The government also plans to extend the operational duration of several existing military-style facilities. The Crowborough site in East Sussex is scheduled to remain open until 2030, while the Wethersfield base in Essex will see its operations extended beyond 2027. Wethersfield's capacity is also set to increase by 400, bringing the total number of single men housed at the site to 1,200. These extensions have provoked anger among local residents who had been promised that the use of these facilities would be strictly temporary.
Fiscal watchdogs and local campaign groups have quickly challenged the financial logic of the government's plans. Despite Home Office assertions that large-scale military bases represent a cost-effective alternative to hotels, official data suggests otherwise. Imran Hussain, representing the Refugee Council, noted that the government's own spending watchdog, the National Audit Office, has confirmed that military barracks actually cost taxpayers more overall than housing claimants in hotels.
Local representatives have expressed deep concerns about the suitability of these rural locations for large-scale institutional facilities.
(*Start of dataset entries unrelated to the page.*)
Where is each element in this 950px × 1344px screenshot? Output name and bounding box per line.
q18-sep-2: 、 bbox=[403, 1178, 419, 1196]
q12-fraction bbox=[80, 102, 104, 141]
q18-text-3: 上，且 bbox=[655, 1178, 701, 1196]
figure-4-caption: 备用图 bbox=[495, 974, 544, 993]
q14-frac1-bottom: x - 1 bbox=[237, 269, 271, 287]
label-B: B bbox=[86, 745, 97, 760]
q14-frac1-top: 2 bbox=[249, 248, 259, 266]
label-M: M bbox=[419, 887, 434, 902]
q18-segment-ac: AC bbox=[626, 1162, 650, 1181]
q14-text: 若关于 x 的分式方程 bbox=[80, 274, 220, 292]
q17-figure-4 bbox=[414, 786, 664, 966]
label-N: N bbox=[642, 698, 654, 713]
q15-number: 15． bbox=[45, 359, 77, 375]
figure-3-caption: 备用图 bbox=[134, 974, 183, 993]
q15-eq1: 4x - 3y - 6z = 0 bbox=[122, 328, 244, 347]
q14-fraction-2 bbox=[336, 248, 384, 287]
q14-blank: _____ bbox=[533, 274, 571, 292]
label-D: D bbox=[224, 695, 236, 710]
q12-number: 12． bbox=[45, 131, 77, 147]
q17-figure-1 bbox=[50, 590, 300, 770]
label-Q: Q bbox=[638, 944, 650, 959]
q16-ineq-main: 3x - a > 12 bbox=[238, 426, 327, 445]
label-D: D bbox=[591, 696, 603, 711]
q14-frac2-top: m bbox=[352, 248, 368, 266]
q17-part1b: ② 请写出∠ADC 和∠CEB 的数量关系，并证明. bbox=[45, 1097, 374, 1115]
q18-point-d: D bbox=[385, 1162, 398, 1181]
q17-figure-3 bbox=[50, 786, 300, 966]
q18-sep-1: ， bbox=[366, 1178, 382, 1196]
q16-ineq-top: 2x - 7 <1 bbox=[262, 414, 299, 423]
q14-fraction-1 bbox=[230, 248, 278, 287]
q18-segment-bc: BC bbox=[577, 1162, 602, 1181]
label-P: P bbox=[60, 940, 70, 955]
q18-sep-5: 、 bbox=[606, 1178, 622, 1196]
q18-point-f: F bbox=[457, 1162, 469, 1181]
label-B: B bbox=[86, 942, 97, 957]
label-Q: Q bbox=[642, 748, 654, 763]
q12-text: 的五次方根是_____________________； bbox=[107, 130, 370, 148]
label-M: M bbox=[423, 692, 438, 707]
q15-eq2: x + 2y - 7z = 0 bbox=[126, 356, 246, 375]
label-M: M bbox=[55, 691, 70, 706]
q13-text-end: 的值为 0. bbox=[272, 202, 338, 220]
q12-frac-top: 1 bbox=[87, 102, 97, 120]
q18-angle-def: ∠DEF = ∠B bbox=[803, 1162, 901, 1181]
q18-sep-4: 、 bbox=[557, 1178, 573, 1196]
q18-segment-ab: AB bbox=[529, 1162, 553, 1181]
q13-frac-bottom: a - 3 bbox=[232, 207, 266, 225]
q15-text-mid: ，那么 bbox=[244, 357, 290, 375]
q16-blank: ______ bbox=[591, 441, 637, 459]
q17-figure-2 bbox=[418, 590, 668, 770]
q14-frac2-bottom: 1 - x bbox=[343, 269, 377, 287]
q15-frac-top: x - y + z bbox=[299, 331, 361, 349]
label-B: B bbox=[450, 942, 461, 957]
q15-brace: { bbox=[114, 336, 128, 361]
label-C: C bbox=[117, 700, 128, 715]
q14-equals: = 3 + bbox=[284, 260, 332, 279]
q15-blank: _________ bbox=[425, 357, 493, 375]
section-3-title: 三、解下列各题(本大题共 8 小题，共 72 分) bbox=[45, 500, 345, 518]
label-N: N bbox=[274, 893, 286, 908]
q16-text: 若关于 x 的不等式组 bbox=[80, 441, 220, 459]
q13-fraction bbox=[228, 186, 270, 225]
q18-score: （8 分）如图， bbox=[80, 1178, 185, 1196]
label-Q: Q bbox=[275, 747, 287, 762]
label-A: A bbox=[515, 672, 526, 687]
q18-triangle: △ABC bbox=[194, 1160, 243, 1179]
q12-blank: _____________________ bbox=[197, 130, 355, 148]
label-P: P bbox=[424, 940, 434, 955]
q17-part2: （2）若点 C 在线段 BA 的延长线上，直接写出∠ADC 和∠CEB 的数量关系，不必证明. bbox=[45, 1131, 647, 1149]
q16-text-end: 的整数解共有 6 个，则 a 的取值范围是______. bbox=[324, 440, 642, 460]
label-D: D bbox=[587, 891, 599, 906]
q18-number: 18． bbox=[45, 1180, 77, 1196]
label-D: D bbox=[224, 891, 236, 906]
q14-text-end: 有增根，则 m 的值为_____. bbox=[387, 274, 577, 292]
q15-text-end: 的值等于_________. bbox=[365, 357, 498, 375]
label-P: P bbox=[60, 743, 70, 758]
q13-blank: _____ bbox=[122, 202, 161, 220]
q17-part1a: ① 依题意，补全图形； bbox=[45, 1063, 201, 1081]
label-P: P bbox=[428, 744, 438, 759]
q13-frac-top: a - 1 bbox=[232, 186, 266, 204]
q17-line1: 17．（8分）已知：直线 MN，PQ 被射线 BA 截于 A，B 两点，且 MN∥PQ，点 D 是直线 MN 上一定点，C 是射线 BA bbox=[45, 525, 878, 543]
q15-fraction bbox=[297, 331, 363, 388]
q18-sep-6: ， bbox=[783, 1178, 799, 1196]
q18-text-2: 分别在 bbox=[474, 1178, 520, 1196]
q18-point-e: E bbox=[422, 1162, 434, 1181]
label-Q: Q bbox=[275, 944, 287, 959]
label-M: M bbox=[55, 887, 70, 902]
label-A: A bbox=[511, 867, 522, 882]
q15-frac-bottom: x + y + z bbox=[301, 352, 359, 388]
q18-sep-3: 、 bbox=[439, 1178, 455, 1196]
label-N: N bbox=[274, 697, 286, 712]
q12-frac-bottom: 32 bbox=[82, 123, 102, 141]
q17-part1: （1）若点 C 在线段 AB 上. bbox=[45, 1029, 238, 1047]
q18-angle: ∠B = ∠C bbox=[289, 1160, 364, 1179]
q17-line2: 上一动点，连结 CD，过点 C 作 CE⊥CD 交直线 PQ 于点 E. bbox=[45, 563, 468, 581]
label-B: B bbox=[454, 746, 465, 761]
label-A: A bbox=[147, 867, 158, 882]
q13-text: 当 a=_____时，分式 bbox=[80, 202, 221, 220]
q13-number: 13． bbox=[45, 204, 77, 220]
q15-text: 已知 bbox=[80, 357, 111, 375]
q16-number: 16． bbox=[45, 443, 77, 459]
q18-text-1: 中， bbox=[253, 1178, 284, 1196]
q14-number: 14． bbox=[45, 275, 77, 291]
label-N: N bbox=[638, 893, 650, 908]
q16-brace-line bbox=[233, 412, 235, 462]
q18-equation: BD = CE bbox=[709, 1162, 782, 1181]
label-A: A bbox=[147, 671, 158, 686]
In Bicester, local leaders pointed out that the Home Office is repeating a failed experiment from 2001, when a similar asylum housing project was abandoned due to local protests, planning setbacks, and excessive costs. Calum Miller, the Liberal Democrat MP for Bicester and Woodstock, criticized the government for failing to consult local residents and described the policy as a "political fix" that replaces one costly, unsuitable model with another.
In North Yorkshire, residents of Linton-on-Ouse are reacting with frustration to the government's return to their village. Nicola David of the Linton-on-Ouse Action Group, which successfully fought off a similar proposal by the previous government in 2022, described the announcement as a "real gut punch." David emphasized that placing thousands of asylum seekers in a small, remote village remains the "wrong plan, wrong place," warning of the strain it places on local infrastructure and community cohesion.